Ciuman Ghibran seolah memburunya dan menjadi lumatan yang panas, membangkitkan hasrat Lila yang sangat asing baginya. Dia merasa sangat ingin disentuh lelaki itu disekujur tubuhnya. Ghibran menekan leher belakang Lila dengan tangannya, dan terus mencumbunya hingga nafas mereka terasa hampir habis. Lila dan Ghibran menghakhiri sesi ciuman panjang tersebut dan menarik nafas panjang.
Ghibran tersenyum memandang wajah Lila yang tersipu. Tangannya mengusap pipi Lila dan menangkupnya agar mendongak.
“Besok aku kesini lagi, kita bahas pernikahan kita ya, kayaknya aku enggak kuat kalau nunggu terlalu lama,” tutur Ghibran. Lila mengangguk malu-malu, Ghibran mengusap kepala Lila dan mengecup bibirnya sekilas.
“Istirahat yang cukup, aku pulang dulu.”
“Iya, hati-hati dijalan ya,” Lila masih merasakan malu, wajahnya pasti seperti kepiting rebus sekarang. Ghibran keluar dari kamar Lila dan sempat melambai sebelum menutup pintu kamar gadis itu, diluar telah menunggu seorang petugas yang akan mengantarnya sampai parkiran.

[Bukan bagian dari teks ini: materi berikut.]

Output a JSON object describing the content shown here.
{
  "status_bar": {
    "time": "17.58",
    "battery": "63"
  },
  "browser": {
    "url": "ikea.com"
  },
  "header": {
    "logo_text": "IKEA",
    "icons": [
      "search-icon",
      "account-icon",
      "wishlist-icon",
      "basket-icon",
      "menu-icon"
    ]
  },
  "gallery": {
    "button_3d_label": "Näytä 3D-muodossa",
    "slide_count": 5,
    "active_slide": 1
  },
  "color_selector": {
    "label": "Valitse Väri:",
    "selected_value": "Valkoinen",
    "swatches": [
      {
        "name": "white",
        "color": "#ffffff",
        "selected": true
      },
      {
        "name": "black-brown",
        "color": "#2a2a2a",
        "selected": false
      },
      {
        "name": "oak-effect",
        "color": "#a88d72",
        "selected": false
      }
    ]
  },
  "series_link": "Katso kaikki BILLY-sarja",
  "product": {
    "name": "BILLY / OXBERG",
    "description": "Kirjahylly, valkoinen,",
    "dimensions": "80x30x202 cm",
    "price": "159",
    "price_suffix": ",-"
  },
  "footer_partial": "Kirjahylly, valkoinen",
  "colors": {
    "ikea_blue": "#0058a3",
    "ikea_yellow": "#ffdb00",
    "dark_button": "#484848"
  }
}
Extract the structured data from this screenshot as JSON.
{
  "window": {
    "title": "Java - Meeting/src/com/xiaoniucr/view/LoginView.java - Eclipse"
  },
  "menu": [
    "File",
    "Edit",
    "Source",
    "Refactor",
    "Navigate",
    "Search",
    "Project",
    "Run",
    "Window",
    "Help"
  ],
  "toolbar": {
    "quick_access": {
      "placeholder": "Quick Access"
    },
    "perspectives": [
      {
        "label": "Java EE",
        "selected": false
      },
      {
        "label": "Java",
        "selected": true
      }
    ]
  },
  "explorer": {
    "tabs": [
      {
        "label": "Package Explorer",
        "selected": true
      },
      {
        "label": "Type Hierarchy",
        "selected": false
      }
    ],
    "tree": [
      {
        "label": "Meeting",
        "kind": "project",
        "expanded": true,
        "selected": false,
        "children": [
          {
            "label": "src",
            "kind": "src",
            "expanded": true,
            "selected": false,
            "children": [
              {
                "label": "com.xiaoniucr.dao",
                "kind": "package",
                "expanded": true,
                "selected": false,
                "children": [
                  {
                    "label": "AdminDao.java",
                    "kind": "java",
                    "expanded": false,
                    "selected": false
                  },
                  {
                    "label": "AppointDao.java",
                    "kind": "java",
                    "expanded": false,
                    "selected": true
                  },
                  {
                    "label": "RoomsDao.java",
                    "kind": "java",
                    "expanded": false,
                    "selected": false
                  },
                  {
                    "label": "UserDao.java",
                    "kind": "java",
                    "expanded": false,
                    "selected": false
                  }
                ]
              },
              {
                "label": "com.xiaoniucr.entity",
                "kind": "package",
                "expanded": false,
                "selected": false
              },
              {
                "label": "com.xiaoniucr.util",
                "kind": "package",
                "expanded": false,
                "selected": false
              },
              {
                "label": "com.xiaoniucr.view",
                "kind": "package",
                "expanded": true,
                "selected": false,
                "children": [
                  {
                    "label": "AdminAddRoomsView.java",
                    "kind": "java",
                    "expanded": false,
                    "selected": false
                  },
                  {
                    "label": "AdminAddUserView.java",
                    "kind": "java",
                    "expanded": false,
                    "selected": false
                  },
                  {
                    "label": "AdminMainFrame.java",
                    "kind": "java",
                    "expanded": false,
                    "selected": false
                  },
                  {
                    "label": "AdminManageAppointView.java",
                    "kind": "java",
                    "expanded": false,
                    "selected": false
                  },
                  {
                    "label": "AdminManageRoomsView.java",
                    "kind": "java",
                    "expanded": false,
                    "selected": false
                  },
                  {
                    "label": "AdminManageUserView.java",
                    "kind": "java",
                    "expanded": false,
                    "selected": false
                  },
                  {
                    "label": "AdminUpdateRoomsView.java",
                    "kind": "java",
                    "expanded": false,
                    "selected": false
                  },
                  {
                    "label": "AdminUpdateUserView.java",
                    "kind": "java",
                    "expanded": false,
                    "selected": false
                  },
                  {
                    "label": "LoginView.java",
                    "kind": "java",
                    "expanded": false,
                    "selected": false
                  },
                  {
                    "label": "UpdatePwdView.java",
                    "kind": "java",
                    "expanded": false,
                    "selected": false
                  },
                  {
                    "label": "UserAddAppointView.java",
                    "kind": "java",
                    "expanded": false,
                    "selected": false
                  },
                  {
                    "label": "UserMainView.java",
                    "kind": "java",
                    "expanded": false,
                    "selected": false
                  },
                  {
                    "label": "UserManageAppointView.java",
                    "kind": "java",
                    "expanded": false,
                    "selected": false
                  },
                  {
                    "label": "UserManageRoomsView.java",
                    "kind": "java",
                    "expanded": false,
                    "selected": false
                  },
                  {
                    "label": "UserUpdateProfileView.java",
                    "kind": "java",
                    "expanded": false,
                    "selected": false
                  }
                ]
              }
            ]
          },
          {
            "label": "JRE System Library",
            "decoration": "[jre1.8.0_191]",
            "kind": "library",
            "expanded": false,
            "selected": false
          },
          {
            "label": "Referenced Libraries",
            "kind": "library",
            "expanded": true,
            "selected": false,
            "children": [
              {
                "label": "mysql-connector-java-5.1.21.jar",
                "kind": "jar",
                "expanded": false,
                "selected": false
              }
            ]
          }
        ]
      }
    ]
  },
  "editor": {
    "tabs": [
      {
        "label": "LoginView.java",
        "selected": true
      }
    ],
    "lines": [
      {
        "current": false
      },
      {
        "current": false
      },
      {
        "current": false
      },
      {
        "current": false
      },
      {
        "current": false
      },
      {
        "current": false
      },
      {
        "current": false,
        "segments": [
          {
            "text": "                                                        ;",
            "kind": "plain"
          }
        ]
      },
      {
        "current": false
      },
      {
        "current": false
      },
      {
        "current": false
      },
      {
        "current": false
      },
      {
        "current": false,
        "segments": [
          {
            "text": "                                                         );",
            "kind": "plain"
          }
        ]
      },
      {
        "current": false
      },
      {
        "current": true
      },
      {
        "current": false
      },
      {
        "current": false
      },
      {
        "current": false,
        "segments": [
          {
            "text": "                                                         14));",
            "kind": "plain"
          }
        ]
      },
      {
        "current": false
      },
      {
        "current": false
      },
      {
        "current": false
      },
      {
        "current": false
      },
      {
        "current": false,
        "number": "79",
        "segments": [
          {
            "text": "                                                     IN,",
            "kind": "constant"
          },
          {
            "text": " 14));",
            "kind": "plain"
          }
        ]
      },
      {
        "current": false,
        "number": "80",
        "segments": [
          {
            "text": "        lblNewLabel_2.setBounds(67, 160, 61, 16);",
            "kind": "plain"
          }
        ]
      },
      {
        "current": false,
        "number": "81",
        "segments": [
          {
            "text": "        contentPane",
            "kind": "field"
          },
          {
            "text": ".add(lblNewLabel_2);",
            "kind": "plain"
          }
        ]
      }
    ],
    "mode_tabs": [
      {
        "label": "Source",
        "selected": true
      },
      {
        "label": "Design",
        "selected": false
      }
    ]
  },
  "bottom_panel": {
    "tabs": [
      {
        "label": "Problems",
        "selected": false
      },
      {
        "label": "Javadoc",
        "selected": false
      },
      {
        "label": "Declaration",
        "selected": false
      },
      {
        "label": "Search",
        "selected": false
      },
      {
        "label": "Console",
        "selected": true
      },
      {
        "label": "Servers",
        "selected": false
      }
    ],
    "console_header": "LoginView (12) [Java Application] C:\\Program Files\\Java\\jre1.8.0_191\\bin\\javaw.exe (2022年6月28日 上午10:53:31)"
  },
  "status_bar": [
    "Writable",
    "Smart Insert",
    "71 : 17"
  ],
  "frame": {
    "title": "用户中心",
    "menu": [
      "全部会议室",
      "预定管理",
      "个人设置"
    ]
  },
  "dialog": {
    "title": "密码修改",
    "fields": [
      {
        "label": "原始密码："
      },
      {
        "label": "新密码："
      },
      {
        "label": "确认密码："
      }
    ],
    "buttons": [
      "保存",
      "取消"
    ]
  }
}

Sepeninggal Ghibran, Lila melonjak kegirangan, dia berbaring dan menendang nendang selimutnya, mengambil bantal guling dan memeluknya, masih terasa bibir Ghibran menempel di bibirnya. Lila mengusap bibirnya yang terasa tebal karena ciuman panjang tadi. Ah rasanya dia tak sabar menunggu esok hari. Akankah Ghibran menciumnya lagi?